Amazonは本日、AWSの米国東部(北バージニア)、米国西部(北カリフォルニア)、米国西部(オレゴン)リージョンのすべてのユーザーがこのプラットフォームを利用できると発表しました。今後、段階的に展開し、その他のリージョンでもBraketが利用可能になる予定です。

Braketは、従来のコンピューティングリソースと量子コンピューティングリソースを融合させ、それぞれのアプローチの長所を活かしています。ハードウェアに関しては、Amazonは量子処理に異なるアプローチを採用するプロバイダーと提携しています。

例えば、IonQはトラップイオン技術を基盤としたハードウェアを開発し、Rigettiは超伝導半導体を活用し、BCベースのD-Wave Systemsは量子アニーリングと呼ばれる処理戦略の先駆者です。Amazonは、従来の処理を用いて量子回路をシミュレートするオプションも提供しています。

AWSチーフエバンジェリストのJeff Barrがブログ記事で、Amazon Braketコンソールを活用した実践的な例を紹介しています。(サインインするにはAWSアカウントが必要です。)

料金は、各量子プロセッサに固有のタスク単位およびショット単位の料金に基づいています。シミュレータの使用は、処理時間1秒ごとに課金され、最低15秒から課金されます。AWSは、Quantum Solutions Labを通じてトレーニングも提供しています。
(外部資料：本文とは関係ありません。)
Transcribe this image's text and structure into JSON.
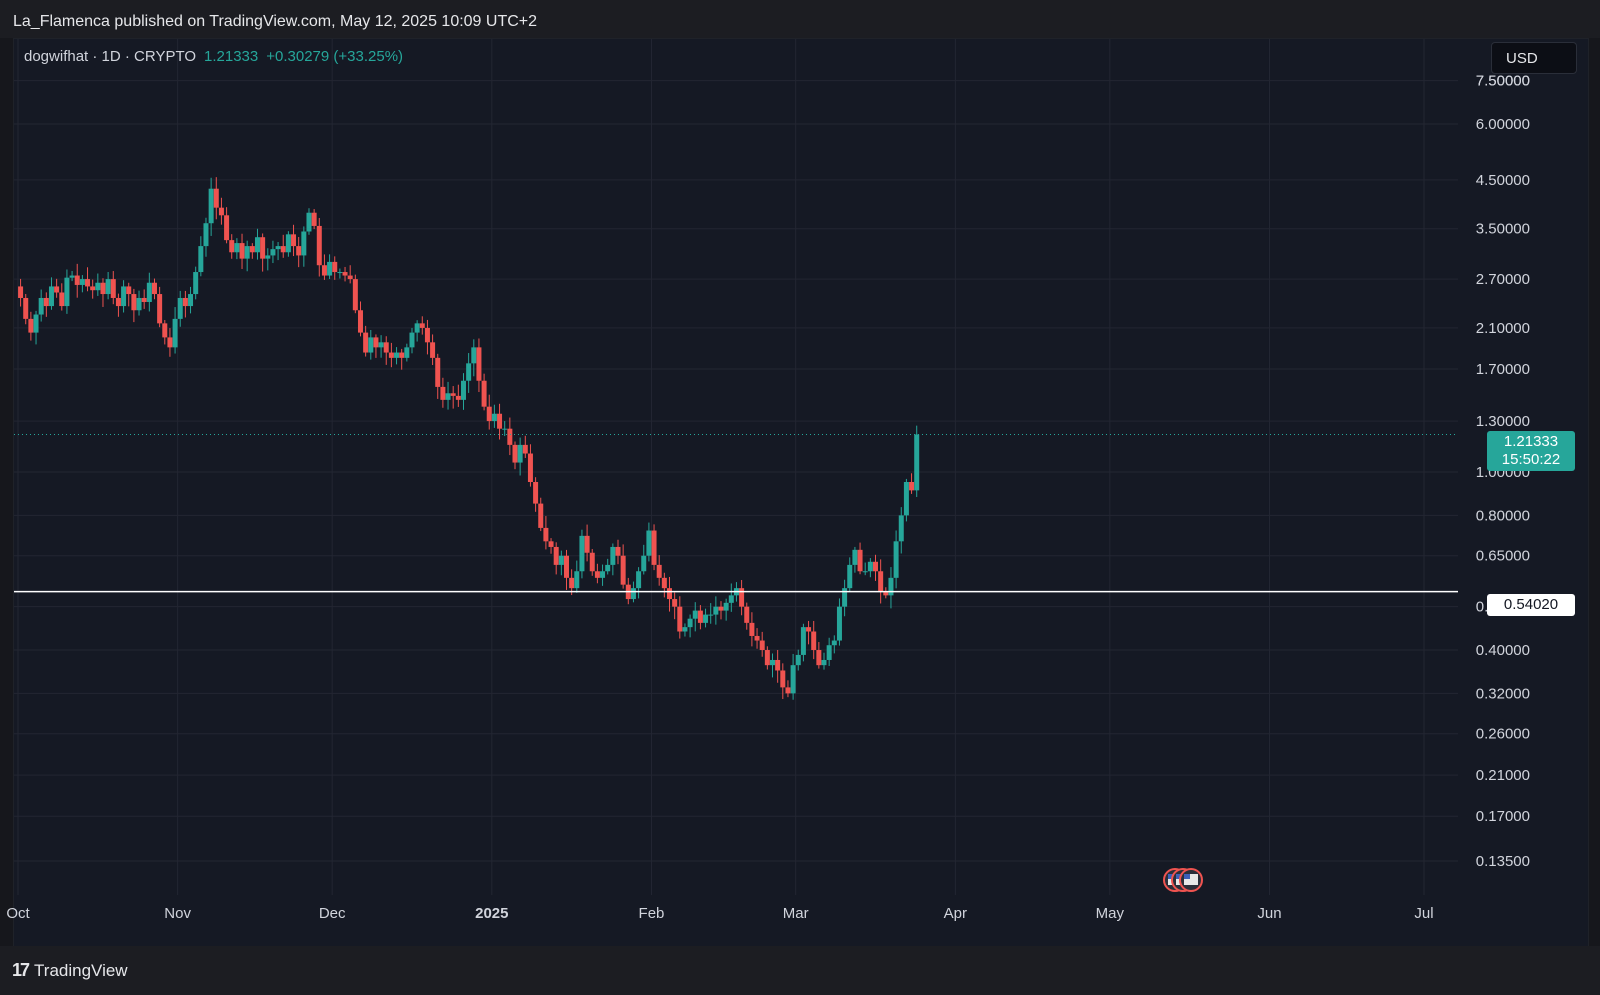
{
  "header": {
    "publisher": "La_Flamenca published on TradingView.com, May 12, 2025 10:09 UTC+2"
  },
  "legend": {
    "symbol": "dogwifhat · 1D · CRYPTO",
    "price": "1.21333",
    "change": "+0.30279 (+33.25%)"
  },
  "currency": "USD",
  "footer": {
    "logo_mark": "17",
    "logo_text": "TradingView"
  },
  "colors": {
    "up": "#26a69a",
    "down": "#ef5350",
    "background": "#151924",
    "grid": "#232632",
    "level": "#ffffff"
  },
  "chart_data": {
    "type": "candlestick",
    "y_scale": "log",
    "y_ticks": [
      "7.50000",
      "6.00000",
      "4.50000",
      "3.50000",
      "2.70000",
      "2.10000",
      "1.70000",
      "1.30000",
      "1.00000",
      "0.80000",
      "0.65000",
      "0.50000",
      "0.40000",
      "0.32000",
      "0.26000",
      "0.21000",
      "0.17000",
      "0.13500"
    ],
    "x_ticks": [
      "Oct",
      "Nov",
      "Dec",
      "2025",
      "Feb",
      "Mar",
      "Apr",
      "May",
      "Jun",
      "Jul"
    ],
    "x_range": [
      "2024-10-01",
      "2025-07-01"
    ],
    "last_price": {
      "value": 1.21333,
      "label": "1.21333",
      "countdown": "15:50:22"
    },
    "horizontal_level": {
      "value": 0.5402,
      "label": "0.54020"
    },
    "closes": [
      2.45,
      2.2,
      2.05,
      2.25,
      2.45,
      2.35,
      2.6,
      2.52,
      2.35,
      2.72,
      2.75,
      2.62,
      2.7,
      2.6,
      2.55,
      2.65,
      2.5,
      2.7,
      2.45,
      2.35,
      2.6,
      2.5,
      2.3,
      2.45,
      2.4,
      2.65,
      2.5,
      2.15,
      2.0,
      1.9,
      2.2,
      2.45,
      2.35,
      2.5,
      2.8,
      3.2,
      3.6,
      4.3,
      3.9,
      3.75,
      3.3,
      3.1,
      3.25,
      3.0,
      3.2,
      3.1,
      3.35,
      3.0,
      3.05,
      3.15,
      3.2,
      3.1,
      3.4,
      3.2,
      3.05,
      3.45,
      3.8,
      3.55,
      2.9,
      2.75,
      2.95,
      2.8,
      2.8,
      2.75,
      2.7,
      2.3,
      2.05,
      1.85,
      2.0,
      1.9,
      1.95,
      1.85,
      1.8,
      1.85,
      1.8,
      1.9,
      2.05,
      2.15,
      2.1,
      1.95,
      1.8,
      1.55,
      1.45,
      1.5,
      1.48,
      1.45,
      1.6,
      1.75,
      1.9,
      1.6,
      1.4,
      1.3,
      1.35,
      1.25,
      1.25,
      1.15,
      1.05,
      1.15,
      1.1,
      0.95,
      0.85,
      0.75,
      0.7,
      0.68,
      0.62,
      0.65,
      0.58,
      0.55,
      0.6,
      0.72,
      0.66,
      0.6,
      0.58,
      0.6,
      0.62,
      0.68,
      0.65,
      0.56,
      0.52,
      0.55,
      0.6,
      0.65,
      0.74,
      0.62,
      0.58,
      0.55,
      0.52,
      0.5,
      0.44,
      0.45,
      0.47,
      0.49,
      0.46,
      0.48,
      0.48,
      0.5,
      0.49,
      0.51,
      0.53,
      0.55,
      0.5,
      0.46,
      0.43,
      0.42,
      0.4,
      0.37,
      0.38,
      0.36,
      0.33,
      0.32,
      0.37,
      0.39,
      0.45,
      0.44,
      0.4,
      0.37,
      0.38,
      0.41,
      0.42,
      0.5,
      0.55,
      0.62,
      0.67,
      0.6,
      0.6,
      0.63,
      0.6,
      0.54,
      0.53,
      0.58,
      0.7,
      0.8,
      0.95,
      0.91,
      1.21333
    ]
  }
}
Braketは、ハイブリッド量子コンピューティングを実現する複数のクラウドプラットフォームの一つです。例えば、D-WaveはLeap 2と呼ばれる自社開発プラットフォームを提供しています。MicrosoftはAzure Quantumを開発しており、IonQ、Honeywell、Quantum Circuitsといったパートナー企業と提携しています。Google AI QuantumとIBM Q Networkは、自社開発の量子プロセッサを活用しています。

ちなみに、ホワイトハウスは量子情報科学をアメリカの「未来の産業」の一つとみなしており、昨年議会は量子コンピューティング研究に5年間で12億ドルを割り当てた。

4月、全米科学財団(NSF)はAmazon Braket、IBM Q、Microsoft Azure Quantum上で量子アルゴリズムを実行しようとする研究者を支援するプログラムを開始しました。そして今月、ホワイトハウスはこれら3社に加え、ボーイング、グーグル、ロッキード・マーティンなどと提携し、K-12(小中高生向け量子中心教育プログラム)を立ち上げました。